El ayuntamiento, en su intento por adecentar el cauce, incrementó la vigilancia en la zona, estableció multas para todo el que abandonara un animal o depositara basura, y a la vez emprendió la repoblación forestal de la Rambla con la implantación de 3.800 moreras traídas de Murcia y Orihuela. De  esta forma, se unía a un proyecto nacional que invitaba a todos los municipios de España a “repoblar el país de moreras para contribuir a la riqueza de la patria”.



En el invierno de 1943 se inició la plantación masiva a cargo de una centuria de Aprendices y otra de Rurales de las Falanges Juveniles de Franco. Los jóvenes voluntarios formaron grupos de trabajo que los domingos, desde el amanecer, se iban turmando para llenar de árboles los dos lados del cauce.

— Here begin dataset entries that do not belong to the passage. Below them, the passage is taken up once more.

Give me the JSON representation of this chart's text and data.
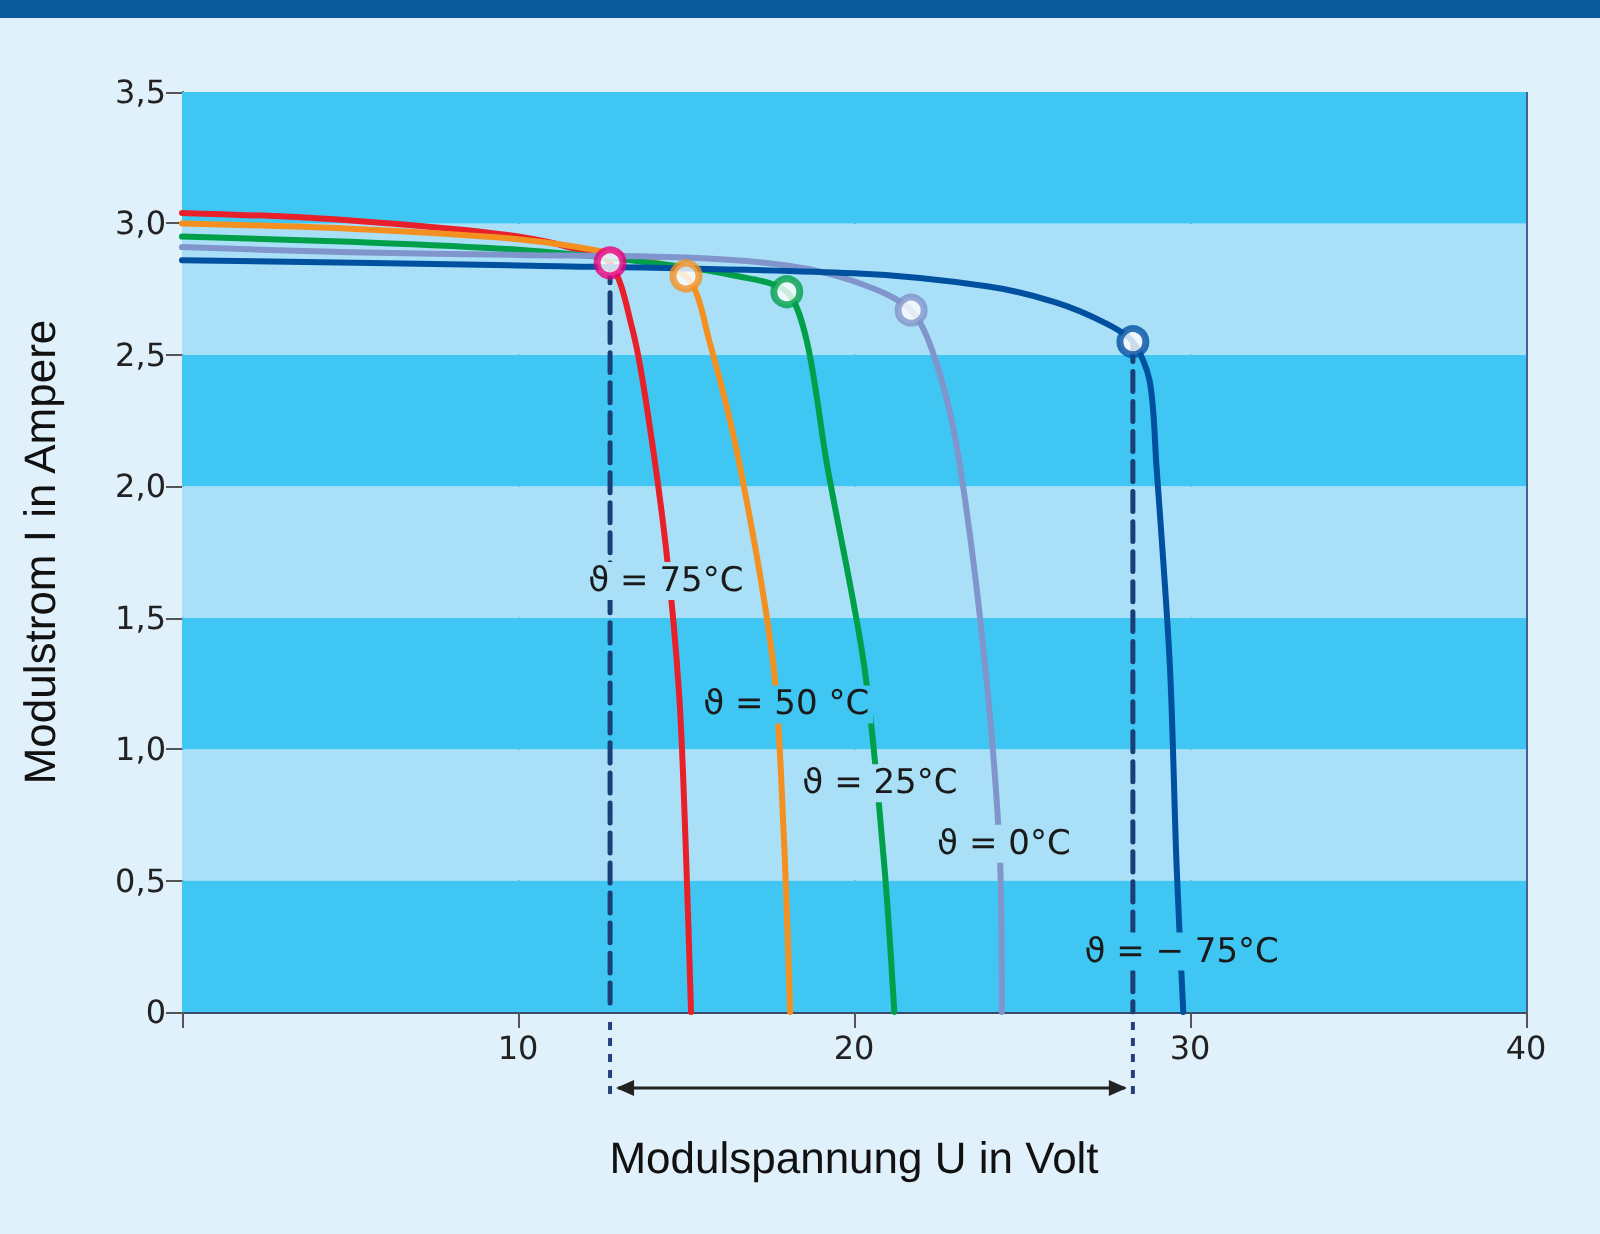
{
  "chart_data": {
    "type": "line",
    "xlabel": "Modulspannung U in Volt",
    "ylabel": "Modulstrom I in Ampere",
    "xlim": [
      0,
      40
    ],
    "xticks": [
      {
        "value": 0,
        "label": null
      },
      10,
      20,
      30,
      40
    ],
    "ylim": [
      0,
      3.5
    ],
    "yticks": [
      0,
      {
        "value": 0.5,
        "label": "0,5"
      },
      {
        "value": 1,
        "label": "1,0"
      },
      {
        "value": 1.5,
        "label": "1,5"
      },
      {
        "value": 2,
        "label": "2,0"
      },
      {
        "value": 2.5,
        "label": "2,5"
      },
      {
        "value": 3,
        "label": "3,0"
      },
      {
        "value": 3.5,
        "label": "3,5"
      }
    ],
    "grid": "x",
    "marker": "none",
    "bands": [
      {
        "axis": "y",
        "from": 0,
        "to": 0.5,
        "color": "#40c6f2"
      },
      {
        "axis": "y",
        "from": 0.5,
        "to": 1,
        "color": "#aadff8"
      },
      {
        "axis": "y",
        "from": 1,
        "to": 1.5,
        "color": "#40c6f2"
      },
      {
        "axis": "y",
        "from": 1.5,
        "to": 2,
        "color": "#aadff8"
      },
      {
        "axis": "y",
        "from": 2,
        "to": 2.5,
        "color": "#40c6f2"
      },
      {
        "axis": "y",
        "from": 2.5,
        "to": 3,
        "color": "#aadff8"
      },
      {
        "axis": "y",
        "from": 3,
        "to": 3.5,
        "color": "#40c6f2"
      }
    ],
    "series": [
      {
        "color": "#e8202a",
        "x": [
          0,
          4,
          8,
          10,
          11.5,
          12.74,
          13.4,
          13.8,
          14.4,
          14.8,
          15.0,
          15.15
        ],
        "values": [
          3.04,
          3.02,
          2.98,
          2.95,
          2.91,
          2.85,
          2.6,
          2.33,
          1.77,
          1.2,
          0.6,
          0
        ]
      },
      {
        "color": "#f39020",
        "x": [
          0,
          5,
          10,
          13,
          15.0,
          15.7,
          16.6,
          17.6,
          17.9,
          18.1
        ],
        "values": [
          3.0,
          2.98,
          2.94,
          2.88,
          2.8,
          2.55,
          2.08,
          1.32,
          0.7,
          0
        ]
      },
      {
        "color": "#00a04a",
        "x": [
          0,
          5,
          10,
          14,
          16.5,
          18.0,
          18.6,
          19.2,
          20.3,
          20.9,
          21.2
        ],
        "values": [
          2.95,
          2.93,
          2.9,
          2.85,
          2.8,
          2.74,
          2.55,
          2.08,
          1.32,
          0.56,
          0
        ]
      },
      {
        "color": "#7f95cc",
        "x": [
          0,
          5,
          10,
          15,
          18,
          20,
          21.7,
          22.5,
          23.15,
          23.9,
          24.35,
          24.4
        ],
        "values": [
          2.91,
          2.89,
          2.88,
          2.87,
          2.84,
          2.78,
          2.67,
          2.45,
          2.08,
          1.32,
          0.56,
          0
        ]
      },
      {
        "color": "#0050a0",
        "x": [
          0,
          10,
          20,
          24,
          26,
          27.5,
          28.3,
          28.8,
          29.0,
          29.4,
          29.6,
          29.8
        ],
        "values": [
          2.86,
          2.84,
          2.81,
          2.76,
          2.7,
          2.62,
          2.55,
          2.4,
          2.08,
          1.32,
          0.56,
          0
        ]
      },
      {
        "color": "#1a3e78",
        "line_style": "dashed",
        "x": [
          12.74,
          12.74
        ],
        "values": [
          2.85,
          0
        ]
      },
      {
        "color": "#1a3e78",
        "line_style": "dashed",
        "x": [
          28.3,
          28.3
        ],
        "values": [
          2.55,
          0
        ]
      },
      {
        "type": "scatter",
        "marker": "circle",
        "x": [
          12.74,
          15.0,
          18.0,
          21.7,
          28.3
        ],
        "values": [
          2.85,
          2.8,
          2.74,
          2.67,
          2.55
        ],
        "colors": [
          "#e6007e",
          "#f39020",
          "#00a04a",
          "#7f95cc",
          "#0050a0"
        ]
      }
    ],
    "annotations": [
      {
        "text": "ϑ = 75°C",
        "x": 14.4,
        "y": 1.64
      },
      {
        "text": "ϑ = 50 °C",
        "x": 17.98,
        "y": 1.17
      },
      {
        "text": "ϑ = 25°C",
        "x": 20.77,
        "y": 0.87
      },
      {
        "text": "ϑ = 0°C",
        "x": 24.46,
        "y": 0.64
      },
      {
        "text": "ϑ = − 75°C",
        "x": 29.75,
        "y": 0.23
      }
    ]
  }
}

Las moreras de la dictadura humanizaron la Rambla y llenaron de niños aquellos parajes desiertos. Por primavera, llegaban de todos los barrios para coger las hojas de mora con las que alimentaban a los gusanos de seda que criaban en sus casas, metidos en cajas de zapatos. Muchos nos dedicamos a criar gusanos por el placer que significaba cruzar la ciudad y fugarse hasta la Rambla. 


Las moreras sirvieron para integrar en la ciudad aquel tramo de río seco que iba desde el badén del Barrio Alto hasta el mar. Ir a la Rambla se conviritió en una necesidad cada vez que llegaba el tiempo de los gusanos, cuando el cauce se llenaba de vida con la presencia agitadora de los niños, que tanto molestaba a los vecinos. 


Fueron numerosas las quejas que cada año se presentaban en forma de denuncias en el ayuntamiento, pidiendo que se pusiera remedio a aquel ‘asalto’ a los árboles, que ponía en peligro la integridad de las moreras debido al destrozo indescriminado de las ramas; daños que la mayoría de las veces se hacían de forma accidentel, involuntaria, mientras que los niños trepaban para buscar las hojas, y otras a conciencia, cuando los muchachos quebraban las ramas para fabricarse con ellas los tirachinas que utilizaban después para cazar pájaros y para jugar a las guerrillas.